THIS IS MY STORY—48
MY JOURNEY THROUGH THE ERA OF AYUB KHAN TO THE TIMES OF IMRAN KHAN.
GHULAM AKBAR
After The Divide
My eldest son Inam was three weeks old when I was transferred from Karachi back to Lahore where two years earlier I had begun my journalistic career.
My fifteen-month long stay as incharge of Daily Kohistan’s Karachi office had given me a completely new insight into the profession that in my University days I had always associated with such “warriors in the realm of ideology” as Mohammad Ali Jauhar and Maulana Zafar Ali Khan. The names of Nasim Hijazi and Hameed Nizami also had figured prominently in my ‘mental construction’ of the image of journalism. The primary reason behind my leap into the world of words and ideas had been my burning desire to use this medium for the advancement of my nationalistic longings. In my mindset the word NATION had no other connotation except the followers of Mohammad (Peace Be Upon Him). The only interpretation of the phrase ‘two-nation theory’ that had appealed to my mind ever since my early boyhood had been that Muslims had constituted one of these nations, and all non-Muslims the other nation.

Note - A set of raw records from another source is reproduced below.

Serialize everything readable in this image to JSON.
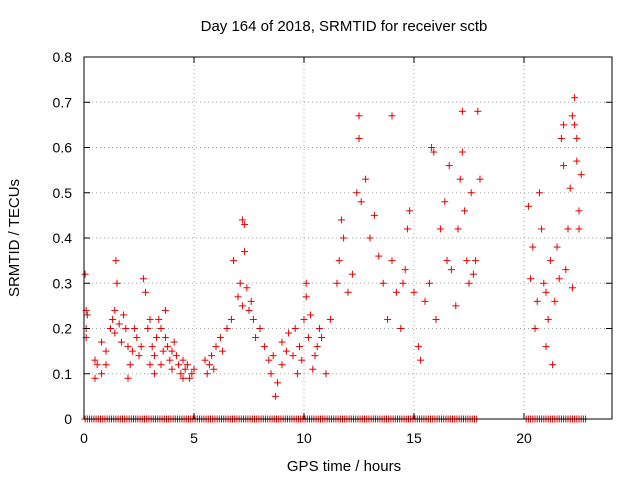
{
  "chart_data": {
    "type": "scatter",
    "title": "Day 164 of 2018, SRMTID for receiver sctb",
    "xlabel": "GPS time / hours",
    "ylabel": "SRMTID / TECUs",
    "xlim": [
      0,
      24
    ],
    "ylim": [
      0,
      0.8
    ],
    "xticks": [
      0,
      5,
      10,
      15,
      20
    ],
    "xtick_labels": [
      "0",
      "5",
      "10",
      "15",
      "20"
    ],
    "yticks": [
      0,
      0.1,
      0.2,
      0.3,
      0.4,
      0.5,
      0.6,
      0.7,
      0.8
    ],
    "ytick_labels": [
      "0",
      "0.1",
      "0.2",
      "0.3",
      "0.4",
      "0.5",
      "0.6",
      "0.7",
      "0.8"
    ],
    "grid": true,
    "marker": "+",
    "marker_color": "#e00000",
    "series": [
      {
        "name": "SRMTID",
        "points": [
          [
            0.05,
            0.32
          ],
          [
            0.1,
            0.24
          ],
          [
            0.1,
            0.2
          ],
          [
            0.1,
            0.18
          ],
          [
            0.15,
            0.23
          ],
          [
            0.5,
            0.13
          ],
          [
            0.5,
            0.09
          ],
          [
            0.6,
            0.12
          ],
          [
            0.8,
            0.17
          ],
          [
            0.8,
            0.1
          ],
          [
            1.0,
            0.15
          ],
          [
            1.0,
            0.12
          ],
          [
            1.2,
            0.2
          ],
          [
            1.3,
            0.22
          ],
          [
            1.4,
            0.19
          ],
          [
            1.4,
            0.24
          ],
          [
            1.45,
            0.35
          ],
          [
            1.5,
            0.3
          ],
          [
            1.6,
            0.21
          ],
          [
            1.7,
            0.17
          ],
          [
            1.8,
            0.23
          ],
          [
            1.9,
            0.2
          ],
          [
            2.0,
            0.16
          ],
          [
            2.0,
            0.09
          ],
          [
            2.1,
            0.12
          ],
          [
            2.2,
            0.15
          ],
          [
            2.3,
            0.2
          ],
          [
            2.4,
            0.18
          ],
          [
            2.5,
            0.14
          ],
          [
            2.6,
            0.16
          ],
          [
            2.7,
            0.31
          ],
          [
            2.8,
            0.28
          ],
          [
            2.9,
            0.2
          ],
          [
            3.0,
            0.22
          ],
          [
            3.0,
            0.12
          ],
          [
            3.1,
            0.16
          ],
          [
            3.2,
            0.1
          ],
          [
            3.2,
            0.14
          ],
          [
            3.3,
            0.18
          ],
          [
            3.4,
            0.22
          ],
          [
            3.5,
            0.2
          ],
          [
            3.5,
            0.12
          ],
          [
            3.6,
            0.15
          ],
          [
            3.7,
            0.24
          ],
          [
            3.7,
            0.18
          ],
          [
            3.8,
            0.16
          ],
          [
            3.9,
            0.13
          ],
          [
            4.0,
            0.11
          ],
          [
            4.0,
            0.15
          ],
          [
            4.1,
            0.17
          ],
          [
            4.2,
            0.14
          ],
          [
            4.3,
            0.12
          ],
          [
            4.4,
            0.1
          ],
          [
            4.5,
            0.09
          ],
          [
            4.5,
            0.13
          ],
          [
            4.6,
            0.11
          ],
          [
            4.7,
            0.12
          ],
          [
            4.8,
            0.09
          ],
          [
            4.9,
            0.1
          ],
          [
            5.0,
            0.11
          ],
          [
            5.5,
            0.13
          ],
          [
            5.6,
            0.1
          ],
          [
            5.7,
            0.12
          ],
          [
            5.8,
            0.14
          ],
          [
            5.9,
            0.11
          ],
          [
            6.0,
            0.16
          ],
          [
            6.2,
            0.18
          ],
          [
            6.3,
            0.15
          ],
          [
            6.5,
            0.2
          ],
          [
            6.7,
            0.22
          ],
          [
            6.8,
            0.35
          ],
          [
            7.0,
            0.27
          ],
          [
            7.1,
            0.3
          ],
          [
            7.2,
            0.25
          ],
          [
            7.2,
            0.44
          ],
          [
            7.3,
            0.43
          ],
          [
            7.3,
            0.37
          ],
          [
            7.4,
            0.29
          ],
          [
            7.5,
            0.24
          ],
          [
            7.6,
            0.26
          ],
          [
            7.7,
            0.22
          ],
          [
            7.8,
            0.18
          ],
          [
            8.0,
            0.2
          ],
          [
            8.2,
            0.16
          ],
          [
            8.4,
            0.13
          ],
          [
            8.5,
            0.1
          ],
          [
            8.6,
            0.14
          ],
          [
            8.7,
            0.05
          ],
          [
            8.8,
            0.08
          ],
          [
            9.0,
            0.12
          ],
          [
            9.0,
            0.17
          ],
          [
            9.2,
            0.15
          ],
          [
            9.3,
            0.19
          ],
          [
            9.5,
            0.14
          ],
          [
            9.6,
            0.2
          ],
          [
            9.7,
            0.1
          ],
          [
            9.8,
            0.16
          ],
          [
            9.9,
            0.13
          ],
          [
            10.0,
            0.22
          ],
          [
            10.1,
            0.27
          ],
          [
            10.1,
            0.3
          ],
          [
            10.2,
            0.18
          ],
          [
            10.3,
            0.23
          ],
          [
            10.4,
            0.11
          ],
          [
            10.5,
            0.14
          ],
          [
            10.6,
            0.16
          ],
          [
            10.7,
            0.2
          ],
          [
            10.8,
            0.18
          ],
          [
            11.0,
            0.1
          ],
          [
            11.2,
            0.22
          ],
          [
            11.5,
            0.3
          ],
          [
            11.6,
            0.35
          ],
          [
            11.7,
            0.44
          ],
          [
            11.8,
            0.4
          ],
          [
            12.0,
            0.28
          ],
          [
            12.2,
            0.32
          ],
          [
            12.4,
            0.5
          ],
          [
            12.5,
            0.62
          ],
          [
            12.5,
            0.67
          ],
          [
            12.6,
            0.48
          ],
          [
            12.8,
            0.53
          ],
          [
            13.0,
            0.4
          ],
          [
            13.2,
            0.45
          ],
          [
            13.4,
            0.36
          ],
          [
            13.6,
            0.3
          ],
          [
            13.8,
            0.22
          ],
          [
            14.0,
            0.67
          ],
          [
            14.0,
            0.35
          ],
          [
            14.2,
            0.28
          ],
          [
            14.4,
            0.2
          ],
          [
            14.5,
            0.3
          ],
          [
            14.6,
            0.33
          ],
          [
            14.7,
            0.42
          ],
          [
            14.8,
            0.46
          ],
          [
            15.0,
            0.28
          ],
          [
            15.2,
            0.16
          ],
          [
            15.3,
            0.13
          ],
          [
            15.5,
            0.26
          ],
          [
            15.7,
            0.3
          ],
          [
            15.8,
            0.6
          ],
          [
            15.9,
            0.59
          ],
          [
            16.0,
            0.22
          ],
          [
            16.2,
            0.42
          ],
          [
            16.4,
            0.48
          ],
          [
            16.5,
            0.35
          ],
          [
            16.6,
            0.56
          ],
          [
            16.7,
            0.33
          ],
          [
            16.9,
            0.25
          ],
          [
            17.0,
            0.42
          ],
          [
            17.1,
            0.53
          ],
          [
            17.2,
            0.68
          ],
          [
            17.2,
            0.59
          ],
          [
            17.3,
            0.46
          ],
          [
            17.4,
            0.35
          ],
          [
            17.5,
            0.3
          ],
          [
            17.6,
            0.5
          ],
          [
            17.7,
            0.32
          ],
          [
            17.8,
            0.35
          ],
          [
            17.9,
            0.68
          ],
          [
            18.0,
            0.53
          ],
          [
            20.2,
            0.47
          ],
          [
            20.3,
            0.31
          ],
          [
            20.4,
            0.38
          ],
          [
            20.5,
            0.2
          ],
          [
            20.6,
            0.26
          ],
          [
            20.7,
            0.5
          ],
          [
            20.8,
            0.42
          ],
          [
            20.9,
            0.3
          ],
          [
            21.0,
            0.16
          ],
          [
            21.0,
            0.28
          ],
          [
            21.1,
            0.22
          ],
          [
            21.2,
            0.35
          ],
          [
            21.3,
            0.12
          ],
          [
            21.4,
            0.26
          ],
          [
            21.5,
            0.38
          ],
          [
            21.6,
            0.31
          ],
          [
            21.7,
            0.62
          ],
          [
            21.8,
            0.65
          ],
          [
            21.8,
            0.56
          ],
          [
            21.9,
            0.33
          ],
          [
            22.0,
            0.42
          ],
          [
            22.1,
            0.51
          ],
          [
            22.2,
            0.67
          ],
          [
            22.3,
            0.71
          ],
          [
            22.3,
            0.65
          ],
          [
            22.4,
            0.62
          ],
          [
            22.4,
            0.57
          ],
          [
            22.5,
            0.46
          ],
          [
            22.5,
            0.42
          ],
          [
            22.6,
            0.54
          ],
          [
            22.2,
            0.29
          ]
        ],
        "zero_intervals": [
          [
            0.05,
            17.9
          ],
          [
            20.1,
            22.8
          ]
        ]
      }
    ]
  }
}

It may sound to be a sweeping statement to many ‘enlightened ears’ but that was what was meant by the great Quaid when he had used the phrase in the context of Pakistan movement, and that was the definition Allah had reserved for the Umma of Mohmmad (Peace Be Upon Him). This subject will be taken up by me later in the book. Here I only want to state that in my fifteen months as Karachi Chief of Daily Kohstan, I came face to face with the realisation that journalism was not entirely what I had envisioned it to be—it was also—and to a greater extent— an industry. Like in every other industry, in journalism too, capital mattered—regular flow of finance mattered. Salaries had to be paid. Newsprint had to be bought. Printing machine had to be acquired. Offices had to be maintained. Purchases had to be made. Expenses had to be incurred. All that required money. And money had to be earned.
Enayatullah Sahib had told me at the time of my transfer to Karachi that more important in the Newspaper Industry was the Publisher’s role than an Editor’s.
“As a publisher,” he had said, “you have to constantly enhance the newspaper’s revenue so as to meet the costs of production, growth and competition. The area in which it can be done is advertisements not circulation. Circulation infact eats away the resources, because cost of production per copy is always higher than the sale price. It is so because nearly forty percent of the circulation income goes into the pockets of the newspaper agents and hawkers.”
By the time I arrived back in Lahore, the preparations for the launch of Daily Mashriq were in full swing.